数千枚の写真整理に朗報! 「Scanat」が3Dモデルから元写真を逆検索
2026年4月6日

管理人のイエイリです。

建設現場やインフラ点検の仕事では、最近、iPhoneやiPadで現場写真をどんどん撮って、そのまま3Dモデル化して記録する機会が増えてきました。

すると後で、「このひび割れが写っていた写真はどれだっけ」「この配管まわりの納まりを撮ったカットはどこだっけ」と、報告書向けや確認用に元写真が欲しくなることがあります。

3Dスキャンアプリ「Scanat」の機能。現場をiPhoneなどでスキャンし、3Dモデルを作る(以下の資料:nat)

3Dスキャンアプリ「Scanat」の機能。現場をiPhoneなどでスキャンし、3Dモデルを作る(以下の資料:nat)

ところが現実には、数百枚、いや数千枚もの写真が入ったフォルダーの中から、目視で“あの1枚”を探し出すことになりがちです。これはかなり地味ですが、なかなかの重労働です。

3Dモデルで場所は分かるのに、その場所を写した元写真がすぐ出てこない。建設DXが進んでも、こうした“最後のひと手間”はしぶとく残っていました。

そんな中、nat(本社:東京都渋谷区)の3Dスキャンアプリ「Scanat」に、このほど搭載された新機能は、実に気が利いています。 3Dモデル上で写真が欲しい場所をクリックするだけで、

ナ、ナ、ナ、ナント、

元写真を逆検索

できるようになったのです。 (natのプレスリリースはこちら

3Dモデル上で冷蔵庫の前あたりをクリックする

3Dモデル上で冷蔵庫の前あたりをクリックする

するとAIが3Dモデル作成に使った元写真からベストショットを逆検索し表示する

するとAIが3Dモデル作成に使った元写真からベストショットを逆検索し表示する

これはちょっと面白いです。というのも、これまでの3Dスキャン活用は、基本的に「写真やスキャンデータから3Dモデルを作る」という一方向の流れでした。

ところが今回の新機能によって、「3Dモデルから元写真を探す」という逆方向の使い方が可能になったからです。同社によると、日本初の機能とのこと。いやはや、なかなかやってくれますね。

「Scanat」は、もともとiPhoneやiPadで現場を3Dスキャンし、点群や3Dモデル、図面化、計測などに活用できるアプリです。

今回追加されたのは「位置連動型写真検索機能」で、3Dモデル上の任意の点をクリックまたは長押しすると、その場所が写っている現場写真を自動で検索し、一覧表示してくれます。

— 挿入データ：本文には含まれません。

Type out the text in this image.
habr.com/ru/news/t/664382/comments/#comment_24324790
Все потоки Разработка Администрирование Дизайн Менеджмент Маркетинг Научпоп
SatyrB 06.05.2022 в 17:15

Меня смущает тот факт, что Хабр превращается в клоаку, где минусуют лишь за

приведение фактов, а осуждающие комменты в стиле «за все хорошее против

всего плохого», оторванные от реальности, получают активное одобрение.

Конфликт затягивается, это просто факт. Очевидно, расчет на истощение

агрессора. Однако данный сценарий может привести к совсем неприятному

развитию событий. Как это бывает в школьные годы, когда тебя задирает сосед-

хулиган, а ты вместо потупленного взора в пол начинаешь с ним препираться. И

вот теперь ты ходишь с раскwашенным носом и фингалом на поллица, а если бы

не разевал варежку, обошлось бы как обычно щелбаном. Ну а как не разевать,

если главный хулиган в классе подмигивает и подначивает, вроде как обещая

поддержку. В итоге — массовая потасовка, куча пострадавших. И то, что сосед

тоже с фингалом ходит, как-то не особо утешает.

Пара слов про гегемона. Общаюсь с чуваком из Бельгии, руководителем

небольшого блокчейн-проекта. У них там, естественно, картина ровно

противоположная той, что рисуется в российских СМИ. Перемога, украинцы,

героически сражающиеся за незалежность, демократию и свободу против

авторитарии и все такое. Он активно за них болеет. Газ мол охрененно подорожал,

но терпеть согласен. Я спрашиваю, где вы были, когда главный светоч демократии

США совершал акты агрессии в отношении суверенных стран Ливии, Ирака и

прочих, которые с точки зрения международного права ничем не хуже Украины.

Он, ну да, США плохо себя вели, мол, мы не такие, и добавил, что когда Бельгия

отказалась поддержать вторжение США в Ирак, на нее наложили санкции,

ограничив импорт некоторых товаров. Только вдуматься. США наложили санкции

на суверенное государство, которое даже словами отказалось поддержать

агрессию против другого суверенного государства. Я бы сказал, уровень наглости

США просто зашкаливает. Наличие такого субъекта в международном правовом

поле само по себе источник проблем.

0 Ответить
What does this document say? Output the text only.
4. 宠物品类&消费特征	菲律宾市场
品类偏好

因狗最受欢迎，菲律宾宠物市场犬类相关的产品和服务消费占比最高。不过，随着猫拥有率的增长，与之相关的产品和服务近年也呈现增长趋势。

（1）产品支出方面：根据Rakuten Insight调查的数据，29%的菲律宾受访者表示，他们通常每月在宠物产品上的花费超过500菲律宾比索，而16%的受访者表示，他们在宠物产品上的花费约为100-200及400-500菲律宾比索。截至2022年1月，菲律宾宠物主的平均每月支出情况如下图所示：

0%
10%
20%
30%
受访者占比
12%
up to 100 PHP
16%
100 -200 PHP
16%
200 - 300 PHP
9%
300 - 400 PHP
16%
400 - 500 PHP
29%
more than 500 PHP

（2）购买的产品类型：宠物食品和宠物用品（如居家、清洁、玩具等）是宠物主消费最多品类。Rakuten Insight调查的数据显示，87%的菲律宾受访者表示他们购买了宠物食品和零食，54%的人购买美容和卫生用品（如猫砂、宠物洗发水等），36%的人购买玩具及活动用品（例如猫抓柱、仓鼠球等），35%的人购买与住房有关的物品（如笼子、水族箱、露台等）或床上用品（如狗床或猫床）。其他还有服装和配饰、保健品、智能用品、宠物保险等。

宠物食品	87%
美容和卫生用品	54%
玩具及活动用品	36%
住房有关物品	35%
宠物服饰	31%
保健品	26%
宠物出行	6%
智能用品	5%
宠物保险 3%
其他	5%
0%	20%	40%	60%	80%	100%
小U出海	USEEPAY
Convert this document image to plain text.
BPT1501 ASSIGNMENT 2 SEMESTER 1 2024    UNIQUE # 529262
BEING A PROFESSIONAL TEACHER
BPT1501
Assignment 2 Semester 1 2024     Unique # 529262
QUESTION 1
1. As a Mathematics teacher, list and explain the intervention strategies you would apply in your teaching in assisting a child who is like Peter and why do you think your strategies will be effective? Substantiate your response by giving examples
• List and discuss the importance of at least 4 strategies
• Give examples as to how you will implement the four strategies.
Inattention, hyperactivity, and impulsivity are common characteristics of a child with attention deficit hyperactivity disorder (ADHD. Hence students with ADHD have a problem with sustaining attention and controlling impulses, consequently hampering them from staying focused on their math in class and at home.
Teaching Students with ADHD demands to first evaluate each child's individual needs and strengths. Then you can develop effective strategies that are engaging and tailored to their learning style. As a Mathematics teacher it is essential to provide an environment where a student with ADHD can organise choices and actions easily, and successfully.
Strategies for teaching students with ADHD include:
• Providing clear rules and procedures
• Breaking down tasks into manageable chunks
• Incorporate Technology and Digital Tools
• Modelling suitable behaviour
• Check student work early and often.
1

使い方はとてもシンプルです。まず3Dモデルを開き、壁や床、天井、設備まわりなど、確認したい位置をクリックまたは長押しします。すると、その位置が写り込んでいる写真が一覧で表示されます。

しかも、ただ候補写真を並べるだけではありません。適合度、距離、角度などを複合的に評価する独自アルゴリズムによって、最も適した写真が上位に表示される仕組みです。数千枚の中から、「たぶんこれですね」とベストに近い1枚を先に持ってきてくれるわけで、これはかなりありがたいですね。

さらに、その写真にはメモや注記を追加し、共有することもできます。3Dモデルを関係者みんなで見ながら、見つけたひび割れや壁紙のはがれなどの写真にコメントを付けて整理していく。そんな“バーチャル点検”のようなワークフローまで見えてきます。

単なる検索機能にとどまらず、実務の流れまできちんと考えられているのがいいですね。

写真整理地獄から解放

という効果も、これは見逃せません。

「Scanat」は、作業員2~3名で1~3時間かかっていた現地調査を、作業員1名で20分前後に短縮できるとのことです。そこに今回の「位置連動型写真検索機能」が加わることで、現場での調査後、事務所で写真フォルダーを開いて延々と探す作業も大幅に短縮されそうです。

施工管理や調査業務では、現場だけでなく帰社後の整理時間もばかになりません。むしろ、そういう積み重ねが1日を削っていくわけです。そこをサクッと減らせるなら、この機能の価値はかなり大きいと言えそうです。派手ではなくても、こういう改善は現場にじわじわ効きそうですね。

建設DXというと、つい自動施工やロボットのような大きな話題に目が行きがちです。しかし、本当に働き方を変えるのは、こうした日常のお困りごとを着実に減らしてくれる技術かもしれません。

「Scanat」は、現場を3Dで記録するだけのアプリから、必要な情報をその場で引き出せる実務ツールへ、また一歩進んだ印象です。こうした“実務者に寄り添った進化”を積み重ねていけば、建設業の仕事はもっとスマートに、もっと楽しくなっていくのではないでしょうか。